What’s one moment you’ve had with your kid(s) where you realized you were turning into your father? Sometimes I find myself telling my son to, “Go ask your mother.” I remember my dad saying this to me occasionally when I was a kid, never knew why he didn’t just say yes, now I get it. Raising kid(s) with your spouse is a team sport and the first time I did this, I realized that my dad was being a team player. I knew then I was becoming more like him.

What financial changes did you make to prepare for (or after having) kids? We really didn’t need to make any big changes. We’ve set up savings and college funds for our son. I quit working to stay at home, so if anything we took a financial hit, but it has been totally worth it. Being a stay-at-home dad is the best job I’ve ever had.

Is there something you especially miss about your life before kids? Adventure travel. Before my son was born I regularly spent months at a time abroad.

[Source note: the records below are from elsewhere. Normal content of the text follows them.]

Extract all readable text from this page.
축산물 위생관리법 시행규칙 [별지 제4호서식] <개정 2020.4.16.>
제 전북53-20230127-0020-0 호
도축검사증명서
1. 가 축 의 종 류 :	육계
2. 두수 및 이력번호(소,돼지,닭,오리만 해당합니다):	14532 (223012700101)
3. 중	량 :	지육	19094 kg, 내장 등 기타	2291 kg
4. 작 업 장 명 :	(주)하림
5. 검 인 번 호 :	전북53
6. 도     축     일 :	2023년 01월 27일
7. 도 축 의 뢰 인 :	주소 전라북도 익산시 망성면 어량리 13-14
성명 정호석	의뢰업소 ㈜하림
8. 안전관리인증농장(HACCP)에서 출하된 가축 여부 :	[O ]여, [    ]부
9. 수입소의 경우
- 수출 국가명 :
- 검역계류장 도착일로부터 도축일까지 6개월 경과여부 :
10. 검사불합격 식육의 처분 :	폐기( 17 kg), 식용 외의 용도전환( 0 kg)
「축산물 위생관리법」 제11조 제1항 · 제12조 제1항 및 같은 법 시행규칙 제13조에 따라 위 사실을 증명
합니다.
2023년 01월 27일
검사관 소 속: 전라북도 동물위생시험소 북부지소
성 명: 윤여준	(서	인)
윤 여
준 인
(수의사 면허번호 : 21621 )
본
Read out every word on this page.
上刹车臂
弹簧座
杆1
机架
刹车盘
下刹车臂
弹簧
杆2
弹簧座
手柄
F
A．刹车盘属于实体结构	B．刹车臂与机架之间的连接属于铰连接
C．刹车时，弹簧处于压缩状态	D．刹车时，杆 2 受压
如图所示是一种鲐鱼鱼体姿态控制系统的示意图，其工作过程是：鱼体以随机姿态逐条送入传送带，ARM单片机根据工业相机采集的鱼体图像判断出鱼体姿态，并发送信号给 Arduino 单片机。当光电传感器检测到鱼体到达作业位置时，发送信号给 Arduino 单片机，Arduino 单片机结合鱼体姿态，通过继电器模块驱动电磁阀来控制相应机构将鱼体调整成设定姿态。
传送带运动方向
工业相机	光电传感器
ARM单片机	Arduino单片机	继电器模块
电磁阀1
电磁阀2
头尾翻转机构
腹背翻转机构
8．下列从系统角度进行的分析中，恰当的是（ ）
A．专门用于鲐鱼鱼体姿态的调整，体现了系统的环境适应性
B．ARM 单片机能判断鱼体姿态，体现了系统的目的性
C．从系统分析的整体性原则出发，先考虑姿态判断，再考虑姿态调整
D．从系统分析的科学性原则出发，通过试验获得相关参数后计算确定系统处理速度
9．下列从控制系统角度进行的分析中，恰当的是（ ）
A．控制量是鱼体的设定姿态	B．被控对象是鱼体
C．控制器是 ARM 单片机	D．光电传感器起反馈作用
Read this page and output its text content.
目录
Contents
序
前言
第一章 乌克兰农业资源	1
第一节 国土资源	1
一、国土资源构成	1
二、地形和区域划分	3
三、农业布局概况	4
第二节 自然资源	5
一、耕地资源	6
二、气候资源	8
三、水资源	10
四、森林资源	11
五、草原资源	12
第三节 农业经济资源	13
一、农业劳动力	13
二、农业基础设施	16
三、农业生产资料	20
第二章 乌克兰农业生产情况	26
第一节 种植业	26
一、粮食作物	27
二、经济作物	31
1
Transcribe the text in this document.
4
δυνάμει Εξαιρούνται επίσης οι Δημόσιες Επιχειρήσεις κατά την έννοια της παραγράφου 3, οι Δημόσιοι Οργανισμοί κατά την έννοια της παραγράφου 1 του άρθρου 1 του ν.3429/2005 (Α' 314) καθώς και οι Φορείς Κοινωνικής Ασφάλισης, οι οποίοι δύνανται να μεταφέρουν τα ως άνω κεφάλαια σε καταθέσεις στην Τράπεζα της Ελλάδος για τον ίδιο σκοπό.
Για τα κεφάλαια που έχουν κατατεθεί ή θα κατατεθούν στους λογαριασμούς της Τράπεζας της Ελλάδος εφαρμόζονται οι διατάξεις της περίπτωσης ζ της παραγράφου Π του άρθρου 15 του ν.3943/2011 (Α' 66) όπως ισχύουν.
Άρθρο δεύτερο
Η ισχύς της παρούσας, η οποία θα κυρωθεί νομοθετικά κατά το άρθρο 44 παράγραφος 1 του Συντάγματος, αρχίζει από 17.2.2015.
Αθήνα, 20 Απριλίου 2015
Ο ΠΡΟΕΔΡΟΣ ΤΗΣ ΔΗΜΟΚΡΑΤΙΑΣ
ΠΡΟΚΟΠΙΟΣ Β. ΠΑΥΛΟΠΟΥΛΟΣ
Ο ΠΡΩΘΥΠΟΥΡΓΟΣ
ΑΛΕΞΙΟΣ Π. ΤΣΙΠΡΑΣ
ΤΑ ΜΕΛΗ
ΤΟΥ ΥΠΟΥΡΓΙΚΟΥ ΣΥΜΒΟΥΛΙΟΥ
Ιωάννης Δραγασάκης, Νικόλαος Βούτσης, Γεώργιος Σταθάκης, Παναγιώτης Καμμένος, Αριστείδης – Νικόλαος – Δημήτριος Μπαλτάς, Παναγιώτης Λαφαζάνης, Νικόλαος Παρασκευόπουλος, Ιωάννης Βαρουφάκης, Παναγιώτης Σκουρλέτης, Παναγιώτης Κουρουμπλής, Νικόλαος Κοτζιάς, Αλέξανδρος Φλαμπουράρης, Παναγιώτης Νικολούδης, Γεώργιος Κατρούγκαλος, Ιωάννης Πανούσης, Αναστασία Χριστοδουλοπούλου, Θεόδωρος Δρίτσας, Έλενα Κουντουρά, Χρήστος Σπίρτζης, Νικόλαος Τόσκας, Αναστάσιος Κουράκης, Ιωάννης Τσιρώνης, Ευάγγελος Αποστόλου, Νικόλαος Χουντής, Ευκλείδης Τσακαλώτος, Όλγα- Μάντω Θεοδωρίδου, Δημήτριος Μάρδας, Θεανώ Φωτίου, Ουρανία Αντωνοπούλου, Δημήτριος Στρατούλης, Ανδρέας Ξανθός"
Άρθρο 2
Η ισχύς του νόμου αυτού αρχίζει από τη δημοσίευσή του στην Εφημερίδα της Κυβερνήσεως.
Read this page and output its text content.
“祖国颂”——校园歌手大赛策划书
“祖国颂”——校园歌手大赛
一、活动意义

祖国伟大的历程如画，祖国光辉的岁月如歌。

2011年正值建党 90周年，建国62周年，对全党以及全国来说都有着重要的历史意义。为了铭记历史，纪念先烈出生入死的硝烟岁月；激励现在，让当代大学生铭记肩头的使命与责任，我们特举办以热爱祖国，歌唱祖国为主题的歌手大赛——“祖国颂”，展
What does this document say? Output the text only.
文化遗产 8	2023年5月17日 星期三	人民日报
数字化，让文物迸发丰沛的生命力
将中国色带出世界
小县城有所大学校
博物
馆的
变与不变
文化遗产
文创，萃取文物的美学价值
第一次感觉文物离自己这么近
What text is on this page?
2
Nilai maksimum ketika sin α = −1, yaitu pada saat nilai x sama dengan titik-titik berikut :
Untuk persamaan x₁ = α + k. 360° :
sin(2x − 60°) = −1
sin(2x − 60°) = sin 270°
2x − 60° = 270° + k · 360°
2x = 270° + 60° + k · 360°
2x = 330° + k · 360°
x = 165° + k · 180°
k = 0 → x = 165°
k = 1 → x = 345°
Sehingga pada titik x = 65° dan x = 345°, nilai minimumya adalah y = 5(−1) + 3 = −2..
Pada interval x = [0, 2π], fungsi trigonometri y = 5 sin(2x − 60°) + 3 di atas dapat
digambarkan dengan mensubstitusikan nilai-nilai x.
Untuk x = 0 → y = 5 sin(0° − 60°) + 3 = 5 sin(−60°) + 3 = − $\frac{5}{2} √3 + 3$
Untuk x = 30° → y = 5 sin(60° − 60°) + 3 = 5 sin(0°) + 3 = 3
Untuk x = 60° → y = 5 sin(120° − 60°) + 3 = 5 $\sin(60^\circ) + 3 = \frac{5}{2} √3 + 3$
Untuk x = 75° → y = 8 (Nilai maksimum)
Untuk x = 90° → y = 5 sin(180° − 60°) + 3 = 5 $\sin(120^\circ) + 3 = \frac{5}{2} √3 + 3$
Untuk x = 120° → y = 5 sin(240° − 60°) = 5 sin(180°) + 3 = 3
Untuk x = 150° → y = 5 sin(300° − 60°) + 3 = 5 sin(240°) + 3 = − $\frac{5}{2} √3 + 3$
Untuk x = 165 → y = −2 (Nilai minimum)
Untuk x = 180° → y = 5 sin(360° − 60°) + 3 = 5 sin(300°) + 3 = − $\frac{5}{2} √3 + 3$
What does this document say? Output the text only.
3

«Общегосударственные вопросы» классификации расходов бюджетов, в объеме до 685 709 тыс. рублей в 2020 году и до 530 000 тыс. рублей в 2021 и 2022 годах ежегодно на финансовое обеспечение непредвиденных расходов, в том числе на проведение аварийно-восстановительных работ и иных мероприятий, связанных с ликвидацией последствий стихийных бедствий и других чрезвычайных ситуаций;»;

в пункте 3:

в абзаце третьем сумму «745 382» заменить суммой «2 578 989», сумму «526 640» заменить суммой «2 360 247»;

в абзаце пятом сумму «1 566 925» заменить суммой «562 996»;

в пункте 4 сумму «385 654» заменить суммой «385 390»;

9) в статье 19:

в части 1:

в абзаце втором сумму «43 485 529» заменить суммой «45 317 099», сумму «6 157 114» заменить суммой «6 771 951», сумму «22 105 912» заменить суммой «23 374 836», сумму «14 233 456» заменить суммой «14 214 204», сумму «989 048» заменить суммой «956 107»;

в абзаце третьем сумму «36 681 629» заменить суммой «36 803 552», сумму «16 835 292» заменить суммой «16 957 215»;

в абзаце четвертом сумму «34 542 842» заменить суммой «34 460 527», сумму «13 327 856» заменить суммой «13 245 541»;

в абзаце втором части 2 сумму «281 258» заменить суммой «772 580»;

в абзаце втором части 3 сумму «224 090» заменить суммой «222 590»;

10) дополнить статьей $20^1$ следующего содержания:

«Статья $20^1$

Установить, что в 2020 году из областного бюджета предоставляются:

I loved exploring people and places: Asia, South America, Europe … Now that we have a kid, I can’t just pack a bag and go. We have family outside the United States and have done a few trips but it’s just not the same. When you travel with a young child you’re restricted to child-friendly activities on their schedule. As long as there are still wild places to explore when our son is older, I’ll be looking forward to the day when his old man can show him how it’s done.

What do you feel is the single biggest compromise you’ve had to make for the benefit of your kids/family? Time for myself. When you have a kid, your time no longer belongs to you, it belongs to them. I try to sneak some back at the end of each day by staying up a few extra hours after the family goes to bed. Otherwise I don’t think I’d have the space I need to relax.

Before vs. after you became a dad, what was your …

Ideal Saturday night? Before: Go out with friends, dinner, maybe a bar or brewery, sports event or a show. After: Good food for dinner that doesn’t generate a bunch of dirty dishes or mess up the kitchen. A beer or two. Some quiet time. A good book.
Ideal lazy Sunday? Before: Morning Coffee and breakfast, some time in the sun and at the pool, an afternoon movie and dinner out. After: A few hours to watch a sports game in between parenting responsibilities.
Wakeup time? Before: Whenever. After: Most days 7:00 am. If I’m lucky, I get to sleep until 8:00 am.
Bedtime? Before: Unless I had to be up super early for work, 2:00 am or later. After: Always midnight.
Perfect vacation? Before: Months away in exotic locations exploring cultures and peoples firsthand. After: I don’t even know where to start or if I even have a clear idea of what a perfect vacation with a kid would be.